The average propensity to consume is a key indicator used in macroeconomics to describe how much income households, firms, and governments allocate towards consumption. It measures the percentage of each additional dollar earned that people spend on consumer goods and services.

What is the average propensity to consume (APC)?

The average propensity to consume is the ratio of consumption to income.

The APC is the slope of the consumption function, which means that it can be used to determine how much additional income will be spent on consumption.

This is because when an individual’s income increases, their effective marginal tax rate decreases as well.

How to calculate the average propensity to consume? Average propensity to consume formula

The average propensity to consume refers to the fraction of each additional dollar of income that is spent. It represents the fraction of new income that is consumed.

\text {APC} = \frac {\text {Total consumption}}{\text {Total disposable income}}

In this equation, C represents consumption, and Y stands for income. The greater APC is, the more elastic consumer spending with respect to income; thus it follows that if APC increases then there will be an increase in total saving as well as an investment because consumers will spend less and save more of their incomes. On the other hand, if APC decreases then there will be a decrease in total savings as well as investment because consumers will spend more and save less of their incomes.

What is the difference between average and marginal propensity to consume?

The average propensity to consume (APC) is the average percentage of disposable income that is spent on consumption. It’s the portion of our income that we spend on goods and services.

Sometimes you will hear it referred to as “consumption.” This can be confusing because economists also use the term “consumption” when they’re talking about what people purchase from businesses, like computers or food. In this case, though, economists are talking about what consumers buy for themselves (which could include items like computers).

The marginal propensity to consume (MPC) indicates how much more a consumer will spend if their disposable income increases by one dollar.

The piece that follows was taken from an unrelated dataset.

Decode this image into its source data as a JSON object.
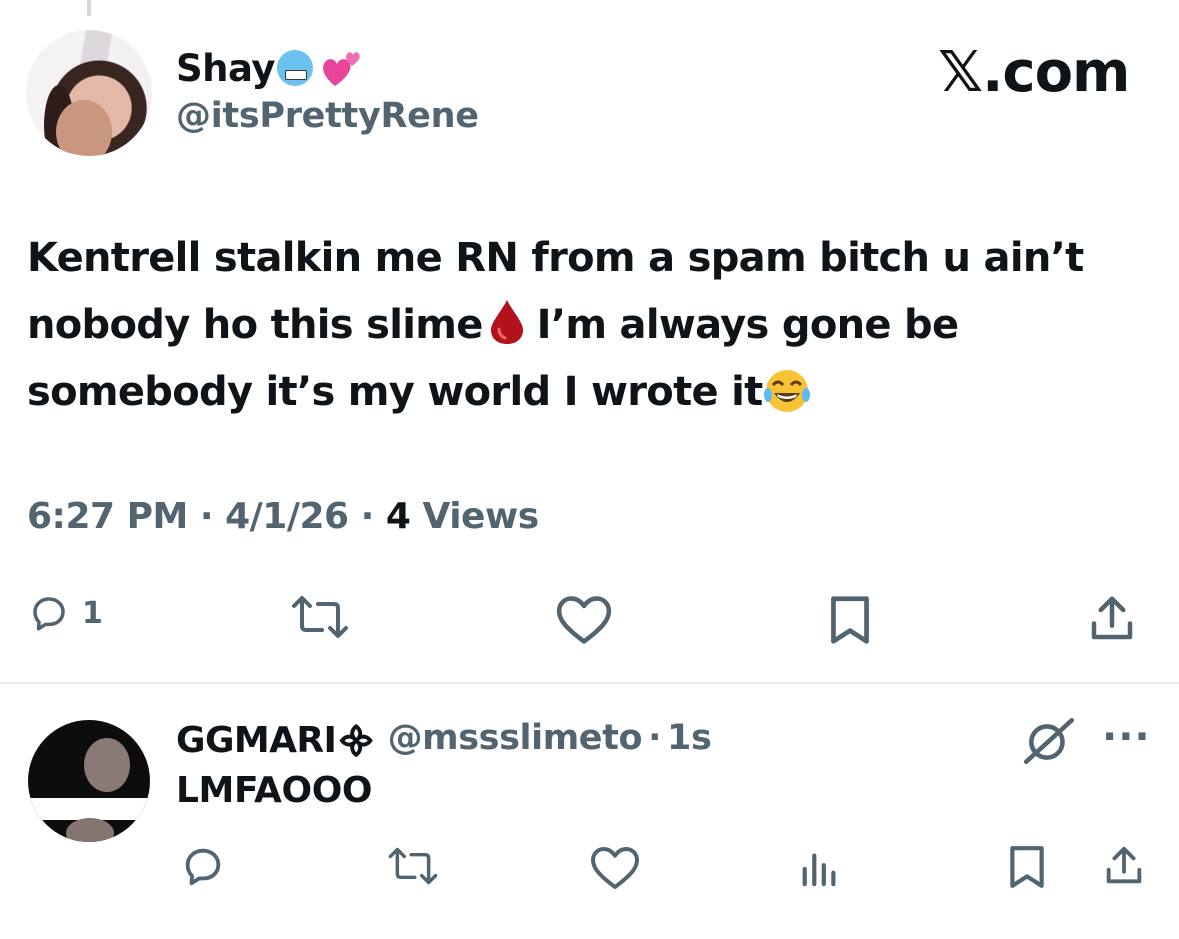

For example: If I have $7 in my checking account, then if I get paid another $1 tomorrow morning I would probably spend all $8 right away because I wouldn’t really save any money at all ($0 savings)!


How do you calculate average propensity?

APS is calculated by dividing total savings by income level.

Why does APC differ from MPC?

MPC measures the effect of change in income on change in consumption, whereas APC measures the effect of the total level of income on the total level of consumption.

Can the value of APC be greater than 1?

APC refers to Average Propensity to Consume which defines the amount of consumption in every 1 rupee of income for all levels of income which can be more than one as long as consumption is more than national income.